FDR is first to realize he can not do it all himself, and has the presents and humility to put together a group that can give him, information, ideas and feedback from every segment of the population he is trying to help (Dubrin, 2004). FDRs second term in office started with doing something about the resistance he has been encountering to his New Deal. The Supreme Court was on top of his lists of concern. They had overturned some agricultural and industrial New Deal reforms earlier and Roosevelt was concerned for future programs. He found it unbelievable that this body could overrule not only the presidency, but the Congress as well.

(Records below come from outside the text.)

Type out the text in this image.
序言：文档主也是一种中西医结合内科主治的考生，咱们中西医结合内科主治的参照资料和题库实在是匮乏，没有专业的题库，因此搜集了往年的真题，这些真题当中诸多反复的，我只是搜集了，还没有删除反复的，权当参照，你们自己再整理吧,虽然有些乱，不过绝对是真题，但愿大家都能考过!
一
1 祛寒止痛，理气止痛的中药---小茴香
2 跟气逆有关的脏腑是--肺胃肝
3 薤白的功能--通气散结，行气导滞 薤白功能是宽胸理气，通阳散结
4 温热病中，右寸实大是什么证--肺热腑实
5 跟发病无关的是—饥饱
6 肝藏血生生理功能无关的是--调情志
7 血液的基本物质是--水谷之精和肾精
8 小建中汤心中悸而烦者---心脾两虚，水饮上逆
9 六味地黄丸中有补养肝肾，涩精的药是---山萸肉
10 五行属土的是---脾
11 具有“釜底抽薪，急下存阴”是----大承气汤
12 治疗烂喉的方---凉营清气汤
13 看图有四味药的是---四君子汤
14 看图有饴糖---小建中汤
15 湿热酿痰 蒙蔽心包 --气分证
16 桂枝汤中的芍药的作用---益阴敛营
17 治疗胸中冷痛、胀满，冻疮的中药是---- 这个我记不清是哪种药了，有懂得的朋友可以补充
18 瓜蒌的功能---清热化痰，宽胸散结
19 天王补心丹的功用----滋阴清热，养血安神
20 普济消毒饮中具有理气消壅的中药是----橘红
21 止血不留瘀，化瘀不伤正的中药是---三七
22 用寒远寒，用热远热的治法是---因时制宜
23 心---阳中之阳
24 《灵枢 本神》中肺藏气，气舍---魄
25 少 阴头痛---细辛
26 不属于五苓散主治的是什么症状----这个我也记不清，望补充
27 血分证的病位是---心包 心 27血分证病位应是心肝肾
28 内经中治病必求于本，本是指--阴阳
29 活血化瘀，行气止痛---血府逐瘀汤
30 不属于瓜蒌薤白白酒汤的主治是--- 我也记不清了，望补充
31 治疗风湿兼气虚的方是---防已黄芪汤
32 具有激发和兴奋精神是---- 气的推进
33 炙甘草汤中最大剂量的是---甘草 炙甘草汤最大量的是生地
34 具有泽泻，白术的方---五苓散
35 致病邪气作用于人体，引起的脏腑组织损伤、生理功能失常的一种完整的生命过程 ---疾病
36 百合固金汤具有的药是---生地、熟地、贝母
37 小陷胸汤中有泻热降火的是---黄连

He blamed it on the lack of vision of several older judges and was determined to do something about it. If they refused to retire or to die, he would find a more systematic way to protect his policies from them. He consulted legal experts and advisers within the organization and came up with the idea to expand the number of judges on the Supreme Court. In 1937 FDR proposed legislation stating that because the age of some of the judges, and in the interest of efficiency, adding an additional new and younger justice for every one of the sitting ones over the age of 75.
Most of his opposition called FDR a dictator, but having such a majority in both houses of congress, the bill would have probably passed. Perhaps that was the reason later that year, that the Supreme Court upheld some state and federal legislation. By the time the bill reached the Senate, all the steam went out of the argument and did not pass. The possibility of the event coming to pass however, had such an impact on the Supreme Court that they have not invalidated any legislation concerning regulating business or expanding social rights for the remainder of the century.
Having won his point with the court, he was finding the whole federal bureaucracy moving to slow for his tastes, started to bypass established procedures, creating emergency agencies to carry out policies. In 1937 Roosevelt had a plan for reorganizing his cabinet. It called him to receive 6 full time executive assistants, for a single administrator to head the Civil Service Commission, for him and his staff to assume all responsibility in budget planning, and for every executive agency to be under the control of a cabinet department.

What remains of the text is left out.